The cluster of millennia-old baobab trees in the Nxai Pan National Parkin Botswana owes its name to the man known to have discovered them. Thomas Baines, artist and fellow explorer to John Chapman, captured in paint the scene in 1862 on a trip through the expansive salt pans, en route to the Victoria Falls. Baines’ Baobabs, as they are known today, are a sight sought by many travellers venturing into the untamed terrain of Botswana.
The horse-drawn event of the 1800s, an era buried in history, took Baines and Chapman through wild Botswana and across the bare Makgadikgadi Salt Pans and eventually, to the oasis of ancient baobab trees. This pit stop was painted; a wagon-filled campsite beneath 7 towering ‘upside-down trees’. The appearance of the broad, gnarled trees has barely changed over 150 years and what visitors see today is almost identical to the sight depicted by Baines on a pioneer mission through Africa in the 19th century.

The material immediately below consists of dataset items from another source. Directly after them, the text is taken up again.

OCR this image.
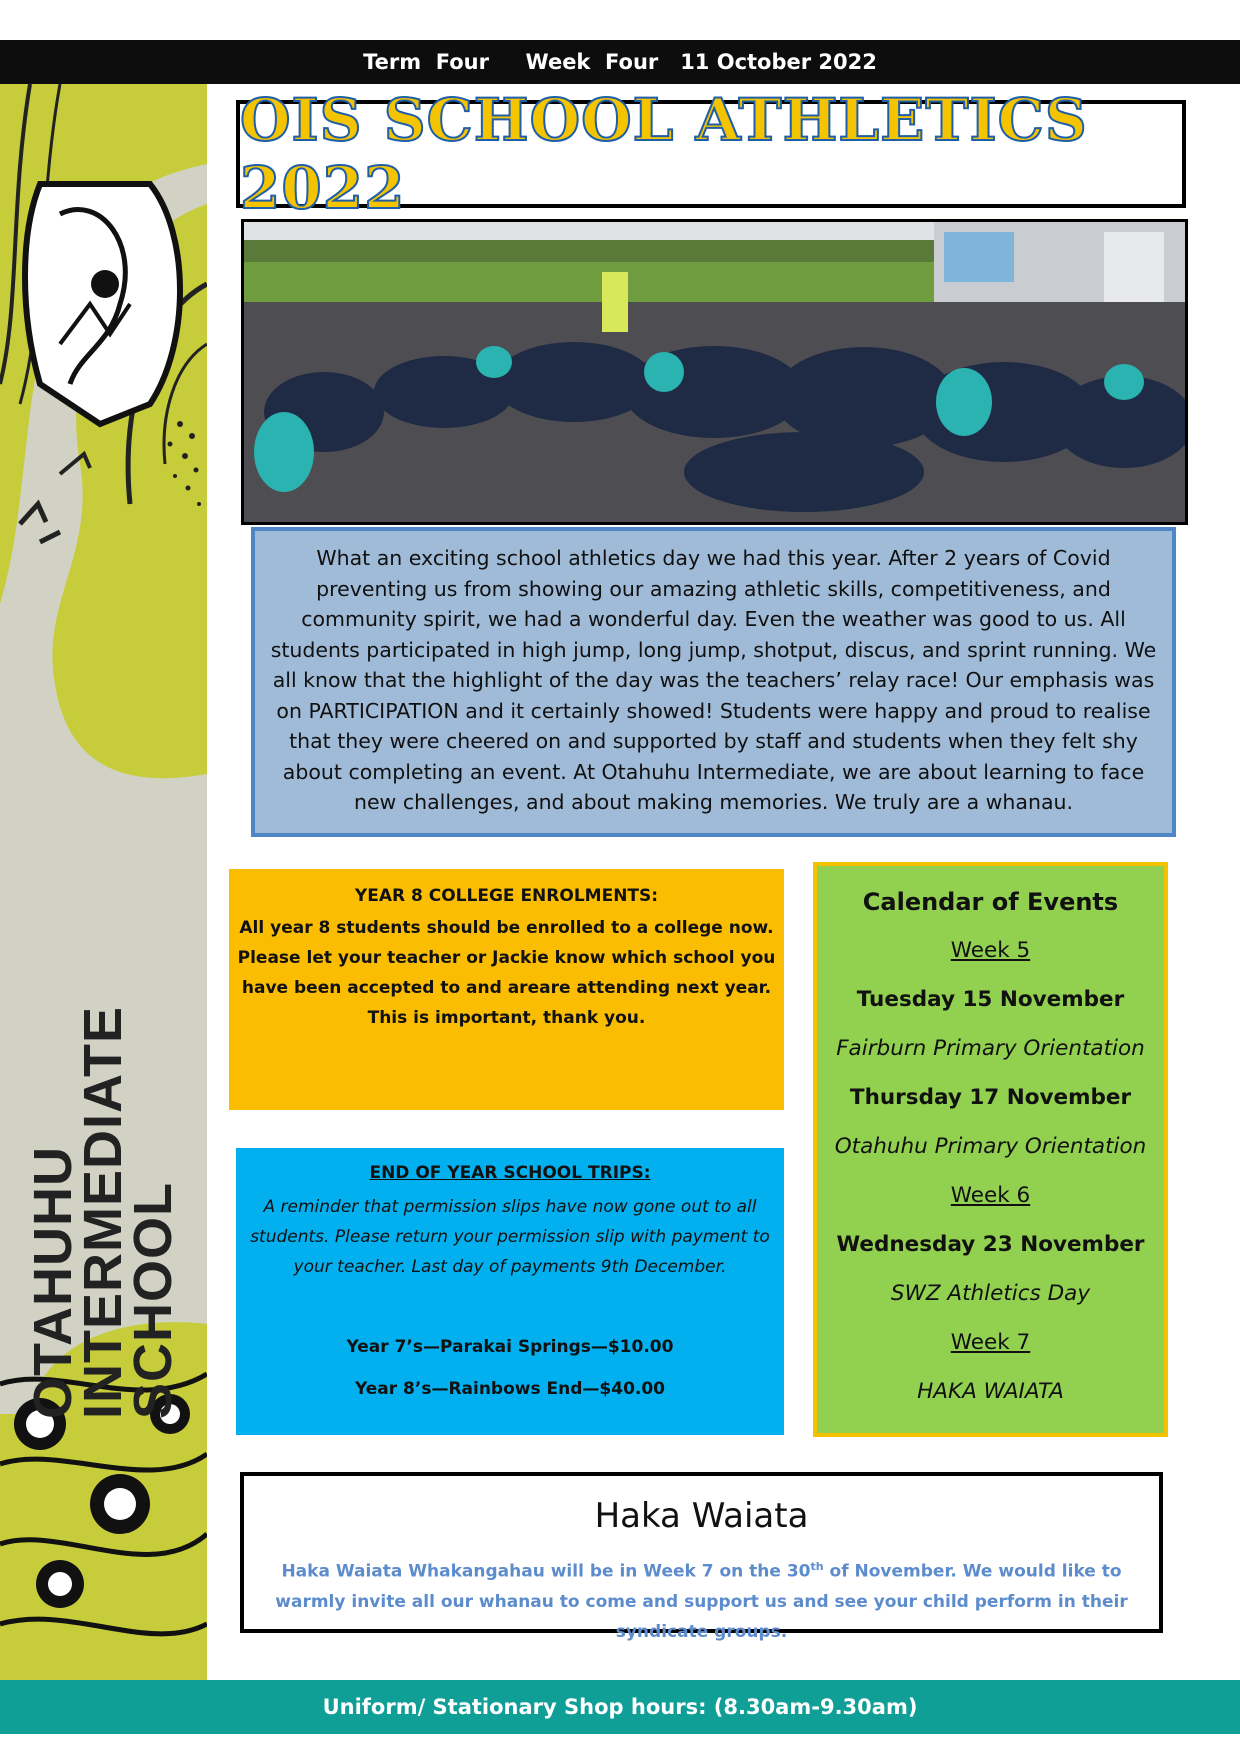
Term  Four
Week  Four
11 October 2022
OTAHUHU
INTERMEDIATE
SCHOOL
OIS SCHOOL ATHLETICS 2022
What an exciting school athletics day we had this year. After 2 years of Covid preventing us from showing our amazing athletic skills, competitiveness, and community spirit, we had a wonderful day. Even the weather was good to us. All students participated in high jump, long jump, shotput, discus, and sprint running. We all know that the highlight of the day was the teachers’ relay race! Our emphasis was on PARTICIPATION and it certainly showed! Students were happy and proud to realise that they were cheered on and supported by staff and students when they felt shy about completing an event. At Otahuhu Intermediate, we are about learning to face new challenges, and about making memories. We truly are a whanau.
YEAR 8 COLLEGE ENROLMENTS:
All year 8 students should be enrolled to a college now. Please let your teacher or Jackie know which school you have been accepted to and areare attending next year. This is important, thank you.
END OF YEAR SCHOOL TRIPS:
A reminder that permission slips have now gone out to all students. Please return your permission slip with payment to your teacher. Last day of payments 9th December.
Year 7’s—Parakai Springs—$10.00
Year 8’s—Rainbows End—$40.00
Calendar of Events
Week 5
Tuesday 15 November
Fairburn Primary Orientation
Thursday 17 November
Otahuhu Primary Orientation
Week 6
Wednesday 23 November
SWZ Athletics Day
Week 7
HAKA WAIATA
Haka Waiata
Haka Waiata Whakangahau will be in Week 7 on the 30th of November. We would like to warmly invite all our whanau to come and support us and see your child perform in their syndicate groups.
Uniform/ Stationary Shop hours: (8.30am-9.30am)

The Okavango Delta is a vast inland river delta in northern Botswana. It’s known for its sprawling grassy plains, which flood seasonally, becoming a lush animal habitat. The Moremi Game Reserve occupies the east and central areas of the region. Here, dugout canoes are used to navigate past hippos, elephants and crocodiles. On dry land, wildlife includes lions, leopards, giraffes and rhinos. However, the bird life in these regions are equally rich in diversity.
I took this photo while on my first Botswana Delta photo safari trip. April 2019.